THE FINAL COUNTDOWN: The legal team faces another series of setbacks as more states begin to officially certify their results. Michigan's state board of canvassers is set to meet today to certify the results, though the Trump campaign is hoping the two Republican members force a deadlock, Beth Reinhard, Alice Crites and Dalton Bennett report.

Michigan could be interesting: The board has historically always voted unanimously to certify statewide elections, even though its made up of evenly split partisan appointments. Norman Shinkle, one of the board's current GOP members, has signaled an openness to widely discredited claims about election fraud. The Republican National Committee and the state party want to delay certification for two weeks to allow for an audit in Wayne County, despite the fact the number of ballots being reviewed aren't sufficient to change the outcome.

  • Should a deadlock occur: Gov. Gretchen Whitmer (D) “could seek to replace some of its members — an action that experts believe could be legally complicated — or obtain a court order requiring the board to certify.”

Pennsylvania is also set to certify: The Keystone State has no statewide certification deadline, but counties must submit their results to Secretary of the Commonwealth Kathy Boockvar (D) by today. Boockvar is then required to certify the election.

  • The Trump campaign was dealt an embarrassing defeat there over the weekend: U.S. District Court Judge Matthew Brann slammed its case as full of “strained arguments and speculative accusations. Brann is an Obama appointee, but he was a former state GOP official and is a member of Federalist Society. Instead of responding with a full-throated appeal, the Trump team is continuing on much narrower grounds, per Politico's Josh Gerstein.

Sen. Pat Toomey (R-Pa.) cited the loss as the end of Trump's legal options in the state:

Global power

WHAT WE LEARNED FROM THE G-20 SUMMIT: “Little was expected of this year's Group of 20 Leaders' Summit. It was a muted affair, presented virtually during a resurgent global pandemic,” Kareem Fahim reports from Istanbul.

  • Even so, as the two-day conference ended Sunday, its organizers hailed it as a success: "A final communique heralded achievements, including an offer of debt relief to developing nations and a commitment to ensuring equitable access to coronavirus treatments. But it also laid out a frightening litany of challenges facing economies and societies that the scaled-back summit, or any global gathering, would be hard-pressed to meet.”

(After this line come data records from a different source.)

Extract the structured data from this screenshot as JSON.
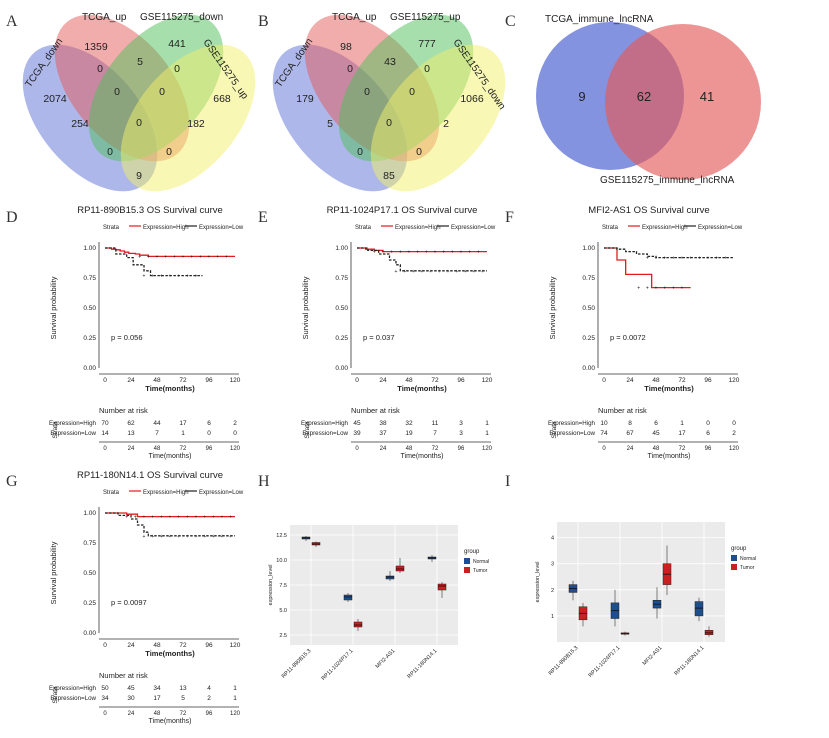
{
  "panels": {
    "A": "A",
    "B": "B",
    "C": "C",
    "D": "D",
    "E": "E",
    "F": "F",
    "G": "G",
    "H": "H",
    "I": "I"
  },
  "chart_data": [
    {
      "panel": "A",
      "type": "venn4",
      "sets": [
        "TCGA_down",
        "TCGA_up",
        "GSE115275_down",
        "GSE115275_up"
      ],
      "regions": [
        "1359",
        "441",
        "0",
        "5",
        "0",
        "2074",
        "0",
        "0",
        "668",
        "254",
        "0",
        "182",
        "0",
        "0",
        "9"
      ]
    },
    {
      "panel": "B",
      "type": "venn4",
      "sets": [
        "TCGA_down",
        "TCGA_up",
        "GSE115275_up",
        "GSE115275_down"
      ],
      "regions": [
        "98",
        "777",
        "0",
        "43",
        "0",
        "179",
        "0",
        "0",
        "1066",
        "5",
        "0",
        "2",
        "0",
        "0",
        "85"
      ]
    },
    {
      "panel": "C",
      "type": "venn2",
      "sets": [
        "TCGA_immune_lncRNA",
        "GSE115275_immune_lncRNA"
      ],
      "values": [
        "9",
        "62",
        "41"
      ]
    },
    {
      "panel": "D",
      "type": "line",
      "title": "RP11-890B15.3 OS Survival curve",
      "legend_title": "Strata",
      "legend": [
        "Expression=High",
        "Expression=Low"
      ],
      "xlabel": "Time(months)",
      "ylabel": "Survival probability",
      "pvalue": "p = 0.056",
      "xticks": [
        "0",
        "24",
        "48",
        "72",
        "96",
        "120"
      ],
      "yticks": [
        "0.00",
        "0.25",
        "0.50",
        "0.75",
        "1.00"
      ],
      "series": [
        {
          "name": "Expression=High",
          "color": "#e41a1c",
          "x": [
            0,
            6,
            10,
            14,
            18,
            22,
            28,
            32,
            40,
            120
          ],
          "y": [
            1.0,
            0.99,
            0.985,
            0.975,
            0.965,
            0.955,
            0.95,
            0.94,
            0.93,
            0.93
          ]
        },
        {
          "name": "Expression=Low",
          "color": "#222222",
          "x": [
            0,
            10,
            20,
            26,
            36,
            42,
            90
          ],
          "y": [
            1.0,
            0.95,
            0.92,
            0.86,
            0.81,
            0.77,
            0.77
          ]
        }
      ],
      "risk_title": "Number at risk",
      "risk_rows": [
        "Expression=High",
        "Expression=Low"
      ],
      "risk_values": [
        [
          "70",
          "62",
          "44",
          "17",
          "6",
          "2"
        ],
        [
          "14",
          "13",
          "7",
          "1",
          "0",
          "0"
        ]
      ],
      "risk_axis_label": "Strata"
    },
    {
      "panel": "E",
      "type": "line",
      "title": "RP11-1024P17.1 OS Survival curve",
      "legend_title": "Strata",
      "legend": [
        "Expression=High",
        "Expression=Low"
      ],
      "xlabel": "Time(months)",
      "ylabel": "Survival probability",
      "pvalue": "p = 0.037",
      "xticks": [
        "0",
        "24",
        "48",
        "72",
        "96",
        "120"
      ],
      "yticks": [
        "0.00",
        "0.25",
        "0.50",
        "0.75",
        "1.00"
      ],
      "series": [
        {
          "name": "Expression=High",
          "color": "#e41a1c",
          "x": [
            0,
            8,
            16,
            24,
            120
          ],
          "y": [
            1.0,
            0.99,
            0.98,
            0.97,
            0.97
          ]
        },
        {
          "name": "Expression=Low",
          "color": "#222222",
          "x": [
            0,
            10,
            20,
            30,
            36,
            40,
            120
          ],
          "y": [
            1.0,
            0.98,
            0.95,
            0.9,
            0.86,
            0.81,
            0.81
          ]
        }
      ],
      "risk_title": "Number at risk",
      "risk_rows": [
        "Expression=High",
        "Expression=Low"
      ],
      "risk_values": [
        [
          "45",
          "38",
          "32",
          "11",
          "3",
          "1"
        ],
        [
          "39",
          "37",
          "19",
          "7",
          "3",
          "1"
        ]
      ],
      "risk_axis_label": "Strata"
    },
    {
      "panel": "F",
      "type": "line",
      "title": "MFI2-AS1 OS Survival curve",
      "legend_title": "Strata",
      "legend": [
        "Expression=High",
        "Expression=Low"
      ],
      "xlabel": "Time(months)",
      "ylabel": "Survival probability",
      "pvalue": "p = 0.0072",
      "xticks": [
        "0",
        "24",
        "48",
        "72",
        "96",
        "120"
      ],
      "yticks": [
        "0.00",
        "0.25",
        "0.50",
        "0.75",
        "1.00"
      ],
      "series": [
        {
          "name": "Expression=High",
          "color": "#e41a1c",
          "x": [
            0,
            12,
            20,
            32,
            44,
            80
          ],
          "y": [
            1.0,
            0.9,
            0.78,
            0.78,
            0.67,
            0.67
          ]
        },
        {
          "name": "Expression=Low",
          "color": "#222222",
          "x": [
            0,
            12,
            20,
            30,
            40,
            48,
            120
          ],
          "y": [
            1.0,
            0.99,
            0.97,
            0.95,
            0.93,
            0.92,
            0.92
          ]
        }
      ],
      "risk_title": "Number at risk",
      "risk_rows": [
        "Expression=High",
        "Expression=Low"
      ],
      "risk_values": [
        [
          "10",
          "8",
          "6",
          "1",
          "0",
          "0"
        ],
        [
          "74",
          "67",
          "45",
          "17",
          "6",
          "2"
        ]
      ],
      "risk_axis_label": "Strata"
    },
    {
      "panel": "G",
      "type": "line",
      "title": "RP11-180N14.1 OS Survival curve",
      "legend_title": "Strata",
      "legend": [
        "Expression=High",
        "Expression=Low"
      ],
      "xlabel": "Time(months)",
      "ylabel": "Survival probability",
      "pvalue": "p = 0.0097",
      "xticks": [
        "0",
        "24",
        "48",
        "72",
        "96",
        "120"
      ],
      "yticks": [
        "0.00",
        "0.25",
        "0.50",
        "0.75",
        "1.00"
      ],
      "series": [
        {
          "name": "Expression=High",
          "color": "#e41a1c",
          "x": [
            0,
            20,
            30,
            120
          ],
          "y": [
            1.0,
            0.99,
            0.97,
            0.97
          ]
        },
        {
          "name": "Expression=Low",
          "color": "#222222",
          "x": [
            0,
            12,
            24,
            30,
            36,
            40,
            120
          ],
          "y": [
            1.0,
            0.98,
            0.95,
            0.9,
            0.84,
            0.81,
            0.81
          ]
        }
      ],
      "risk_title": "Number at risk",
      "risk_rows": [
        "Expression=High",
        "Expression=Low"
      ],
      "risk_values": [
        [
          "50",
          "45",
          "34",
          "13",
          "4",
          "1"
        ],
        [
          "34",
          "30",
          "17",
          "5",
          "2",
          "1"
        ]
      ],
      "risk_axis_label": "Strata"
    },
    {
      "panel": "H",
      "type": "box",
      "ylabel": "expression_level",
      "legend_title": "group",
      "legend": [
        "Normal",
        "Tumor"
      ],
      "colors": {
        "Normal": "#1f4e8c",
        "Tumor": "#cc1f1f"
      },
      "categories": [
        "RP11-890B15.3",
        "RP11-1024P17.1",
        "MFI2-AS1",
        "RP11-180N14.1"
      ],
      "yticks": [
        "2.5",
        "5.0",
        "7.5",
        "10.0",
        "12.5"
      ],
      "ylim": [
        1.5,
        13.5
      ],
      "series": [
        {
          "name": "Normal",
          "box": [
            [
              11.9,
              12.1,
              12.2,
              12.3,
              12.4
            ],
            [
              5.8,
              6.0,
              6.3,
              6.5,
              6.7
            ],
            [
              7.9,
              8.1,
              8.3,
              8.4,
              8.9
            ],
            [
              9.8,
              10.1,
              10.2,
              10.3,
              10.5
            ]
          ]
        },
        {
          "name": "Tumor",
          "box": [
            [
              11.3,
              11.5,
              11.6,
              11.75,
              11.85
            ],
            [
              2.9,
              3.3,
              3.5,
              3.8,
              4.1
            ],
            [
              8.7,
              8.9,
              9.1,
              9.4,
              10.2
            ],
            [
              6.2,
              7.0,
              7.4,
              7.6,
              7.8
            ]
          ]
        }
      ]
    },
    {
      "panel": "I",
      "type": "box",
      "ylabel": "expression_level",
      "legend_title": "group",
      "legend": [
        "Normal",
        "Tumor"
      ],
      "colors": {
        "Normal": "#1f4e8c",
        "Tumor": "#cc1f1f"
      },
      "categories": [
        "RP11-890B15.3",
        "RP11-1024P17.1",
        "MFI2-AS1",
        "RP11-180N14.1"
      ],
      "yticks": [
        "1",
        "2",
        "3",
        "4"
      ],
      "ylim": [
        0,
        4.6
      ],
      "series": [
        {
          "name": "Normal",
          "box": [
            [
              1.6,
              1.9,
              2.05,
              2.2,
              2.35
            ],
            [
              0.6,
              0.9,
              1.2,
              1.5,
              2.0
            ],
            [
              0.9,
              1.3,
              1.45,
              1.6,
              2.1
            ],
            [
              0.8,
              1.0,
              1.3,
              1.55,
              1.7
            ]
          ]
        },
        {
          "name": "Tumor",
          "box": [
            [
              0.6,
              0.85,
              1.1,
              1.35,
              1.5
            ],
            [
              0.25,
              0.3,
              0.32,
              0.35,
              0.4
            ],
            [
              1.8,
              2.2,
              2.6,
              3.0,
              3.7
            ],
            [
              0.2,
              0.28,
              0.35,
              0.45,
              0.6
            ]
          ]
        }
      ]
    }
  ]
}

Trump only attended portions of the gathering: “The president left the White House at 11:15 a.m. local time, just as the closing session began, and arrived at his Virginia golf course about 45 minutes later. He participated in a session earlier in the morning on protecting the planet, using the event to criticize the Paris Climate Accord,” the Wall Street Journal's Stephen Kalin reports.

  • He also skipped a Saturday event focused on the pandemic: “Instead, Trump continued the postelection weekend routine he has settled into. He sends out a tweet with a new, empty promise of “fraud” revelations and then heads to his Virginia golf course,” the Times's Annie Karni reports.